SELECT * FROM analytics.hourly_data
Ok.
0 rows in set. Elapsed: 0.002 sec.
We have used a small dataset to be sure we can follow and compare the result with what we are expecting, once your flow is correct with a small data set, you could just move to a large amount of data.
Results
If you try to query the target table by selecting the
sumCountViews field, you will see the binary representation (in some terminals), as the value is not stored as a number but as an AggregateFunction type.
To get the final result of the aggregation you should use the
-Merge suffix.
You can see the special characters stored in AggregateFunction with this query:
SELECT sumCountViews FROM analytics.monthly_aggregated_data
┌─sumCountViews─┐
│ │
│ │
│ │
└───────────────┘
3 rows in set. Elapsed: 0.003 sec.
Instead, let's try using the
Merge suffix to get the
sumCountViews value:
SELECT
sumMerge(sumCountViews) as sumCountViews
FROM analytics.monthly_aggregated_data;
┌─sumCountViews─┐
│ 12 │
└───────────────┘
1 row in set. Elapsed: 0.003 sec.
In the
AggregatingMergeTree we have defined the
AggregateFunction as
sum, so we can use the
sumMerge. When we use the function
avg on the
AggregateFunction, we will use
avgMerge, and so forth.
SELECT
month,
domain_name,
sumMerge(sumCountViews) as sumCountViews
FROM analytics.monthly_aggregated_data
GROUP BY
domain_name,
month
Now we can review that the Materialized Views answer the goal we have defined.

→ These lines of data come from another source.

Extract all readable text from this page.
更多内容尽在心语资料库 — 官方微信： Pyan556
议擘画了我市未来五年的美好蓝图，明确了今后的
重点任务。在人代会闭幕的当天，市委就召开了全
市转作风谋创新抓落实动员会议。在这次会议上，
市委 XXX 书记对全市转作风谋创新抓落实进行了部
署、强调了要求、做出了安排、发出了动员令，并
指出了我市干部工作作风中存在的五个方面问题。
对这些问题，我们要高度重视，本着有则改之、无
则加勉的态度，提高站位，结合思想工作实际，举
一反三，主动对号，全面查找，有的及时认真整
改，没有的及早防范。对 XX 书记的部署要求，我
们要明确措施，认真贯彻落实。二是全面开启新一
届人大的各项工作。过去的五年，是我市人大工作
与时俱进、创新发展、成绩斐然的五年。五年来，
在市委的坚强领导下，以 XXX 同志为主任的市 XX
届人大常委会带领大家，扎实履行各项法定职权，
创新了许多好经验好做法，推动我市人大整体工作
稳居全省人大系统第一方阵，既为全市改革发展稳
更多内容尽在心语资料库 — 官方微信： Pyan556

Now that we have the data stored in the target table
monthly_aggregated_data we can get the data aggregated by month for each domain name:
SELECT
month,
domain_name,
sumMerge(sumCountViews) as sumCountViews
FROM analytics.monthly_aggregated_data
GROUP BY
domain_name,
month
┌──────month─┬─domain_name────┬─sumCountViews─┐
│ 2020-01-01 │ clickhouse.com │ 6 │
│ 2019-01-01 │ clickhouse.com │ 1 │
│ 2019-02-01 │ clickhouse.com │ 5 │
└────────────┴────────────────┴───────────────┘
3 rows in set. Elapsed: 0.004 sec.
The data aggregated by year for each domain name:
SELECT
year,
domain_name,
sum(sumCountViews)
FROM analytics.year_aggregated_data
GROUP BY
domain_name,
year
┌─year─┬─domain_name────┬─sum(sumCountViews)─┐
│ 2019 │ clickhouse.com │ 6 │
│ 2020 │ clickhouse.com │ 6 │
└──────┴────────────────┴────────────────────┘
2 rows in set. Elapsed: 0.004 sec.